On the pathway at the entrance to Disney World, there is a tile that says, “What is your gift to the world?” For many of us, that gift is our work, the job or career we planned to build a life around. A life with meaning. The first way we need to think about this is to separate work from job. Having a full-time job is not the only way to work, and our work is how we contribute to the world.

Working through the system, we seem to focus exclusively on what we can’t do, what we’ve lost. In ourselves, though, in the privacy of our homes, we need to change that thinking to what we can still do, what we can still contribute to the world, and how.

Maybe you never thought of yourself as being particularly skilled at writing, at creative work like painting, at counseling others or just being a friend. Now you have the time to develop those new skills. We can all learn new skills. Talent is a myth, but perseverance and hard work is real. Perseverance and hard work is the lesson that our kids learn from watching us.

When we look around the world, even the world of our own small place, we can usually find something that needs to be done. The hard part is accepting that what we would really prefer to be doing is off the table.

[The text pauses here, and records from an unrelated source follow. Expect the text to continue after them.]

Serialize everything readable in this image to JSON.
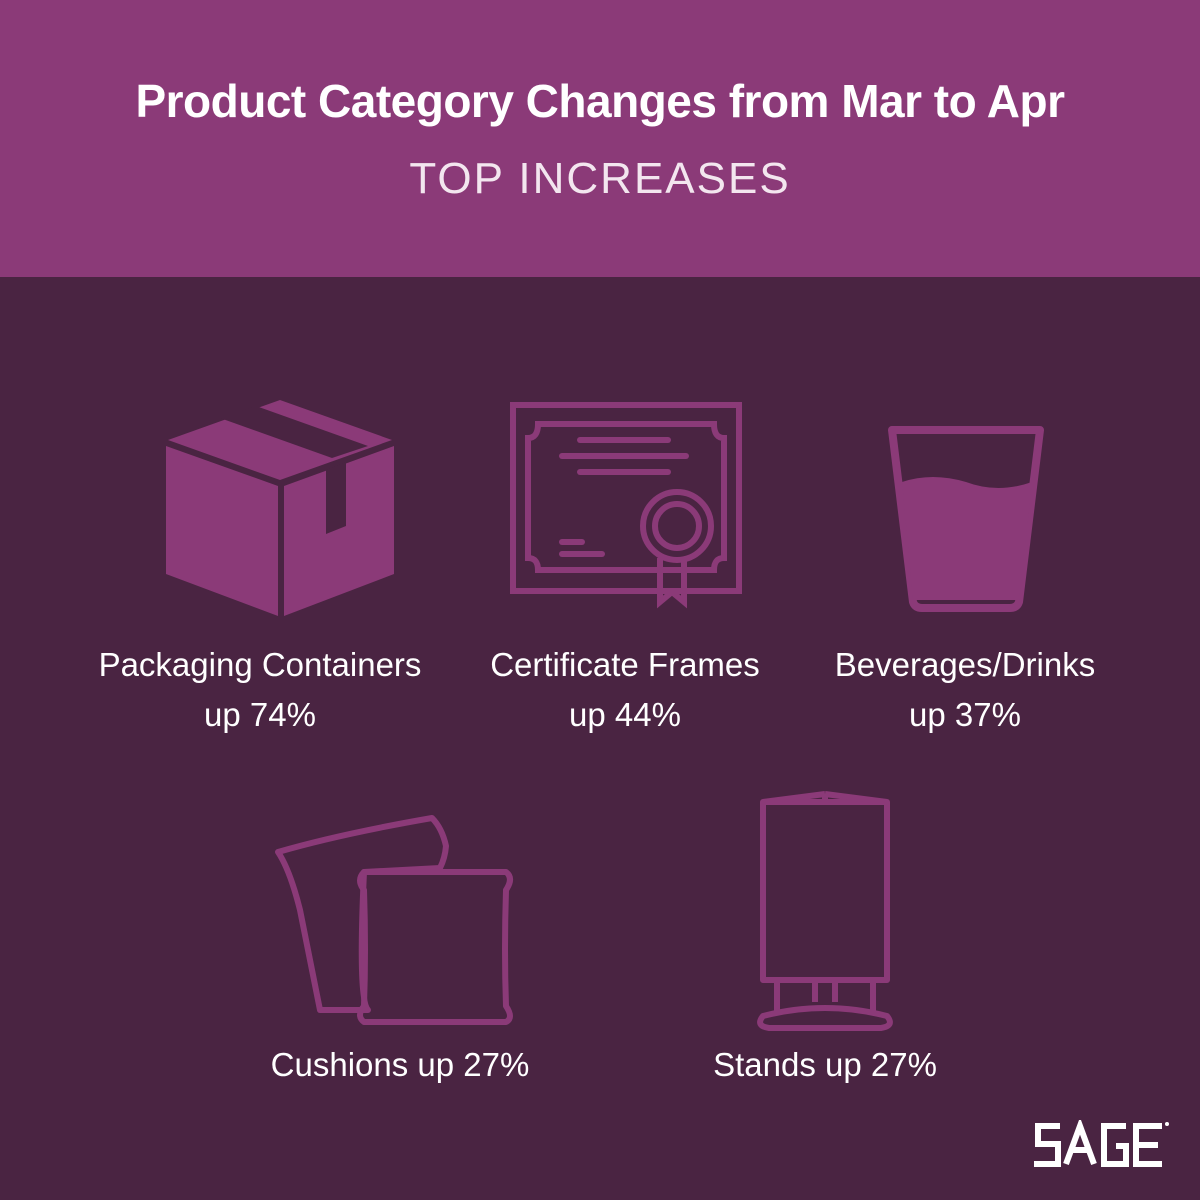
{
  "header": {
    "title": "Product Category Changes from Mar to Apr",
    "subtitle": "TOP INCREASES"
  },
  "categories": [
    {
      "name": "Packaging Containers",
      "change_text": "up 74%",
      "change_pct": 74,
      "icon": "box-icon"
    },
    {
      "name": "Certificate Frames",
      "change_text": "up 44%",
      "change_pct": 44,
      "icon": "certificate-icon"
    },
    {
      "name": "Beverages/Drinks",
      "change_text": "up 37%",
      "change_pct": 37,
      "icon": "glass-icon"
    },
    {
      "name": "Cushions",
      "change_text": "up 27%",
      "change_pct": 27,
      "icon": "cushions-icon"
    },
    {
      "name": "Stands",
      "change_text": "up 27%",
      "change_pct": 27,
      "icon": "stand-icon"
    }
  ],
  "labels": {
    "cushions": "Cushions up 27%",
    "stands": "Stands up 27%"
  },
  "brand": {
    "logo_text": "SAGE",
    "colors": {
      "header": "#8b3a78",
      "background": "#4a2442",
      "icon": "#8b3a78",
      "text": "#ffffff"
    }
  }
}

There is still work to be done, and if we think of that work as our gift to the world, and not the hell-on-earth to which we are consigned, even doing laundry takes on the unexpected charm of a fist full of flowers.

Some people like to volunteer–an hour at the Food Bank, or helping out with the repairs on an elderly neighbor’s house, or driving the van to get people to their medical appointment or groceries, or knitting scarfs for people who are cold. Everyone can contribute something, and maybe if we all contribute what we can, the whole of us will function like an old patchwork quilt, stitched together with frayed scraps and pieces, and we will keep the world, and ourselves, warm.